If you’re going to read this book (and I recommend everything by Douglas Adams, but for goodness’ sake please read them in the right order) then you should know in advance that The Long Dark Tea-Time Of The Soul draws greatly on Nordic mythology, and suffers a painfully hurried ending.
Ah yes, Douglas Adams and his legendary broken deadlines. The last five chapters skip scenes, feature little dialogue, and are each only two pages long. The story is all tied-up, but so quickly that you do have to think about it. It’s easy to wish that Adams had been given a bit more time to finish things properly, but with his method of “writing backwards” to repeatedly compress everything, it would probably have resulted in less, not more.
So now, aside from his co-written dictionary-parodies The Meaning Of Liff and The Deeper Meaning Of Liff, I have only one more Douglas Adams book to read – the one he sadly died half-way through writing. The Salmon Of Doubt - not a novel, I’m more expecting a pleasant memory.
I certainly have taken to the character of Dirk Gently though, more than I thought I would – and if I’m honest it’s because I identify with him.
The more that I believe there is a God-written order to the universe, the bigger the coincidences (or Godcidences as I call them) that He seems to lay at my feet.
Meeting 610 from over 10,000 miles away in a lift, returning to Auckland on the same day that hospitalised Lionel asked for me by name, friends from 300km away unknowingly parking on my doorstep at the exact same second that I stepped onto the pavement.
These coincidences dwarf anything Dirk Gently ever encountered.
But then, Dirk Gently’s coincidences are always born out of mere logic – cause and effect. There are supernatural forces in his world, yes, but they are always bound by unshakable logic.

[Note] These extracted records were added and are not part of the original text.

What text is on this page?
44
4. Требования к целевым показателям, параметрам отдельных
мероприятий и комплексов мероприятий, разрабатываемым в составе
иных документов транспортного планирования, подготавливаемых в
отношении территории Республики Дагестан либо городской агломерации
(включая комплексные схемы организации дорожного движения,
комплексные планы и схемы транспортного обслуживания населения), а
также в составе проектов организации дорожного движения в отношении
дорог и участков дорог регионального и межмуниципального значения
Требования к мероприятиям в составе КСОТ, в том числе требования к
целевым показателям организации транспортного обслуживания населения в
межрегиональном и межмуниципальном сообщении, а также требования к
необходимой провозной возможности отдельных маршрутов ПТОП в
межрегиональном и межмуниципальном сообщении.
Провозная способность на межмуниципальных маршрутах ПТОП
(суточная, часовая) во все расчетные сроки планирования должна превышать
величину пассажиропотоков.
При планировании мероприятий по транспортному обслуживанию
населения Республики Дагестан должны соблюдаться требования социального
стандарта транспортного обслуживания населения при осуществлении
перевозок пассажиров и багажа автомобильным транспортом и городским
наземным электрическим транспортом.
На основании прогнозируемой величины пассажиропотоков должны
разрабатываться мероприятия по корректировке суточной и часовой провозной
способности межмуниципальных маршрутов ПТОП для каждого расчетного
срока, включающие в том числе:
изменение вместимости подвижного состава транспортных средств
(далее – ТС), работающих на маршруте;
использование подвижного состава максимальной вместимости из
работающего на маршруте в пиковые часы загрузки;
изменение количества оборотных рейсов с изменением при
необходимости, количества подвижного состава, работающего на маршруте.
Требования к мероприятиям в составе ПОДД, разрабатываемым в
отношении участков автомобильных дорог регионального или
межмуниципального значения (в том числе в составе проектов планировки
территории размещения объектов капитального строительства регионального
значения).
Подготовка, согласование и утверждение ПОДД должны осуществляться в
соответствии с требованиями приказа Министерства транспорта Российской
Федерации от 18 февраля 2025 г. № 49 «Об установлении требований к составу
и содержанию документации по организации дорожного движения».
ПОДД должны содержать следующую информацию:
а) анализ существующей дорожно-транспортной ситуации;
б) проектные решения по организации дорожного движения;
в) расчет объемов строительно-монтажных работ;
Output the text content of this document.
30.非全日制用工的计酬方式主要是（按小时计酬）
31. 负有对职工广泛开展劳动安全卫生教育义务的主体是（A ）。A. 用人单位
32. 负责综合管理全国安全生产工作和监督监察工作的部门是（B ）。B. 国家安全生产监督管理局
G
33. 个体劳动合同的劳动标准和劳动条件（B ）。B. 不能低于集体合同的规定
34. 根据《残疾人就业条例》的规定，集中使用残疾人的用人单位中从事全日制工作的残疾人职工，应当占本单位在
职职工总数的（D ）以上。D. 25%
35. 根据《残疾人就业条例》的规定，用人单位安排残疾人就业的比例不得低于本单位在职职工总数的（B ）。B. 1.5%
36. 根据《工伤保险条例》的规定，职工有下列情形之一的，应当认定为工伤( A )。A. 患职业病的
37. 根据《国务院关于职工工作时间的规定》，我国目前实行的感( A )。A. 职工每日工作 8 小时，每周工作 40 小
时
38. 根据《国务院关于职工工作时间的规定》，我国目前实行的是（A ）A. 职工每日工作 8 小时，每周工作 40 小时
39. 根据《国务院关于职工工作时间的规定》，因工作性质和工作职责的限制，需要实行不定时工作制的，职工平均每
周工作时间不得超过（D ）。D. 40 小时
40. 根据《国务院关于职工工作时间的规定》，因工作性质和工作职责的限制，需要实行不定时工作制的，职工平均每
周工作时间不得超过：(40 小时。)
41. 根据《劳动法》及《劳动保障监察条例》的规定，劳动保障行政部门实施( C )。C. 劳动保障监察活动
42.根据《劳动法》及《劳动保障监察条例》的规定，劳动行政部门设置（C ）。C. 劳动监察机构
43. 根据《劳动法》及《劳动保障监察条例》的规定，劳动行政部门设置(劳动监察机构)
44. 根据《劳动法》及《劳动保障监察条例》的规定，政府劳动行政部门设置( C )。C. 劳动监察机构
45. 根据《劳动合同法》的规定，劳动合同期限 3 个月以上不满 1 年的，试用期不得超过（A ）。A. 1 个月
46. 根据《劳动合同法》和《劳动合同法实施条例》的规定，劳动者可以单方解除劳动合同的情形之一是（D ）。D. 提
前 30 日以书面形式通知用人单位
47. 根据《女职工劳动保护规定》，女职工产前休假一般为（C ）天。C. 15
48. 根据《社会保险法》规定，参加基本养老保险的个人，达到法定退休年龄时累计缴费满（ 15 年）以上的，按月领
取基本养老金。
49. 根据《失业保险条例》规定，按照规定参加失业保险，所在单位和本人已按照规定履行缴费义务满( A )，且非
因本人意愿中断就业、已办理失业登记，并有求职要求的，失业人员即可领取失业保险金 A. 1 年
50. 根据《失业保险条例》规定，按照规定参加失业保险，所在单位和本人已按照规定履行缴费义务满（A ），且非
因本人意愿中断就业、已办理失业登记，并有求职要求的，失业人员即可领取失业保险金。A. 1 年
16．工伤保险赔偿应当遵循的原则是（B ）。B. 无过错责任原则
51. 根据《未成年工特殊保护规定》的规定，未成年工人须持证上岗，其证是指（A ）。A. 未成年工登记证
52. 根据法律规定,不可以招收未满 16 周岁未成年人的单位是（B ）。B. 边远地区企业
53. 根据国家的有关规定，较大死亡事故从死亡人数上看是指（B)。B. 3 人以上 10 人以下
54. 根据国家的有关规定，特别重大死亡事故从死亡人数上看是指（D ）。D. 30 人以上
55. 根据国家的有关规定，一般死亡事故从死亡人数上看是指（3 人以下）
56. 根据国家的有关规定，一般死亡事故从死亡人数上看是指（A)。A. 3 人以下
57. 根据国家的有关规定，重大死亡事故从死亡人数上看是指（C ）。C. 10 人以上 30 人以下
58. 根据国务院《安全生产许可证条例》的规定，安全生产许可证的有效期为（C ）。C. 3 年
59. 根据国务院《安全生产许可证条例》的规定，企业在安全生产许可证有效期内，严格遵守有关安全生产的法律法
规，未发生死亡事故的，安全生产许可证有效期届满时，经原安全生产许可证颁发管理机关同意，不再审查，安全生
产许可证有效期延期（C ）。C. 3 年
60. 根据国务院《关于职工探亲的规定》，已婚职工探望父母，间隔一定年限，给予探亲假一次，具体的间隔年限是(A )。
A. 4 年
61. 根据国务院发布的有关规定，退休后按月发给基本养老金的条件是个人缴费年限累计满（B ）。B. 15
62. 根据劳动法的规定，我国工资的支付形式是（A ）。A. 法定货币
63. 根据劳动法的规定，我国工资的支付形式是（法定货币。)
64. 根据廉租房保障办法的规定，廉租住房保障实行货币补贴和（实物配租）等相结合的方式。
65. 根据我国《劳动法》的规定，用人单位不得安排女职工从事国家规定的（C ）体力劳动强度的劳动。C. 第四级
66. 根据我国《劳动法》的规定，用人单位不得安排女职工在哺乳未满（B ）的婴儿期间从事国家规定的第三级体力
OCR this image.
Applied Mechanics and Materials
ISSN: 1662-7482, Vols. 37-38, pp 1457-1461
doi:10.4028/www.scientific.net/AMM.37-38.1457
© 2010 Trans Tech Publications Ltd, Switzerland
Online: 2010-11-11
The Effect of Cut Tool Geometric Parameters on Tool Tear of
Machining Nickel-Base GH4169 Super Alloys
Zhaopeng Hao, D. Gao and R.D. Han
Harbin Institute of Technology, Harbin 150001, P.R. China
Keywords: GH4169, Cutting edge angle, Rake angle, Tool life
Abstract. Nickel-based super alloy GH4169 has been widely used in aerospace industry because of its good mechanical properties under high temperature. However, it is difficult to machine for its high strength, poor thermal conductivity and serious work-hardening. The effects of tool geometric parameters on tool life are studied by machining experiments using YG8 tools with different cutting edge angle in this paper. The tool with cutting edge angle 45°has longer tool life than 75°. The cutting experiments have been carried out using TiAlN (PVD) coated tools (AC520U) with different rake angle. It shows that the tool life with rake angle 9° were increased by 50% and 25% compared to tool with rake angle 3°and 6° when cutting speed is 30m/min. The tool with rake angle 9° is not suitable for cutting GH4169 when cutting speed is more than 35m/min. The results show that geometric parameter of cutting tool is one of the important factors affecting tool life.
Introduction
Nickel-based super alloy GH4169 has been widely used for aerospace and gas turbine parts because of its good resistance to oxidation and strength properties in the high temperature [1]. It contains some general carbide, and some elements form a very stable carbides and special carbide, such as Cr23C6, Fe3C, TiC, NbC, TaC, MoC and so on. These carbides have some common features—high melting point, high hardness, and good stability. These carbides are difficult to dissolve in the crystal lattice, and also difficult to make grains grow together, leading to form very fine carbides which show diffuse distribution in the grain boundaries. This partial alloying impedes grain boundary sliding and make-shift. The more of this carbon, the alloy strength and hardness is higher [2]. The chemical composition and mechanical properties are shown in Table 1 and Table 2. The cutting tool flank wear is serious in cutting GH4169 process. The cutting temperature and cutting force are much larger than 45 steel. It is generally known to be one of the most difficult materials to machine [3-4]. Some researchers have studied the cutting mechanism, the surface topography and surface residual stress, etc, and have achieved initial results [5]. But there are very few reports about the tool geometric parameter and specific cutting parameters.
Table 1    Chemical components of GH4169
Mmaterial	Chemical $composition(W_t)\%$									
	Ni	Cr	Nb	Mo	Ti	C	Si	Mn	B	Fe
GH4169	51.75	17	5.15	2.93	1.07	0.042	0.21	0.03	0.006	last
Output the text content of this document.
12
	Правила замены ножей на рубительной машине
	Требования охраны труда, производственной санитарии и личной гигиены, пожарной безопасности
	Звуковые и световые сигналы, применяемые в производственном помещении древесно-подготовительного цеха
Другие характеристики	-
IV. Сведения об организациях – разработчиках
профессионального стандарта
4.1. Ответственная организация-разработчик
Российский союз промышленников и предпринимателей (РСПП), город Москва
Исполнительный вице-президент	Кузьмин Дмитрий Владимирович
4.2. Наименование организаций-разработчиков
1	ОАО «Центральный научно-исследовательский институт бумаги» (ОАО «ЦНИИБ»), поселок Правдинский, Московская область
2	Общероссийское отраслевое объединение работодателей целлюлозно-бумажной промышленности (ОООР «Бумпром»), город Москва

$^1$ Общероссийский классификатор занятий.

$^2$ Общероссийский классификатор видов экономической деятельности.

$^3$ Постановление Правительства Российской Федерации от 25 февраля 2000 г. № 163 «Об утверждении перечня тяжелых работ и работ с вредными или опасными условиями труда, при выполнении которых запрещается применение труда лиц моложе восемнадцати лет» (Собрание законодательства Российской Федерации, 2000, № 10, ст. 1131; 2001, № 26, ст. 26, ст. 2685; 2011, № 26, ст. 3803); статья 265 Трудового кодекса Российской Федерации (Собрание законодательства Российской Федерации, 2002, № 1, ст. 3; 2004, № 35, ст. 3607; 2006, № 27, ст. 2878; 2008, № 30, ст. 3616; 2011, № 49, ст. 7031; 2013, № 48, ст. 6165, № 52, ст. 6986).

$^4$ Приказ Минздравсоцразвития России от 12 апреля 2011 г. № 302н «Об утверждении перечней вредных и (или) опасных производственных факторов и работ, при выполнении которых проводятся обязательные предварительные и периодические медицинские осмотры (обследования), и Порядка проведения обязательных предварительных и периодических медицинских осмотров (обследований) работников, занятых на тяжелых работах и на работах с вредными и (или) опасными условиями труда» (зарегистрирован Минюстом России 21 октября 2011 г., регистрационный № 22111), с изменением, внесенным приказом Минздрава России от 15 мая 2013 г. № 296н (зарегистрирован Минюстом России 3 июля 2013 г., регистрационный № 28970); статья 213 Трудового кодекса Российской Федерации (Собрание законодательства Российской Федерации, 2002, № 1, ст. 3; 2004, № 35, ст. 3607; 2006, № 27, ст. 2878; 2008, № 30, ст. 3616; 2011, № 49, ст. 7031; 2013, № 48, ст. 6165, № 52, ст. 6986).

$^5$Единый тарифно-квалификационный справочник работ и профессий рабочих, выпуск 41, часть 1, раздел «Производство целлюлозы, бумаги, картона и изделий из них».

Whilst author Douglas Adams used to be a Christian in his younger years, by the time he’d begun writing novels he’d given it all up and bought the unworkable evolution myth. Like so many other people, he took logic to extremes – far beyond the extent to which logic naturally functions, and extremes which cannot accomodate the supernatural input of a god.
Logic is, after all, not actually a cause, only an effect.
God is a cause, not an effect. So no logic can ever give birth to Him. Therefore, they conclude, He’s impossible.
“Oh dear,” says God, “I hadn’t thought of that,” and promptly vanishes in a puff of… what?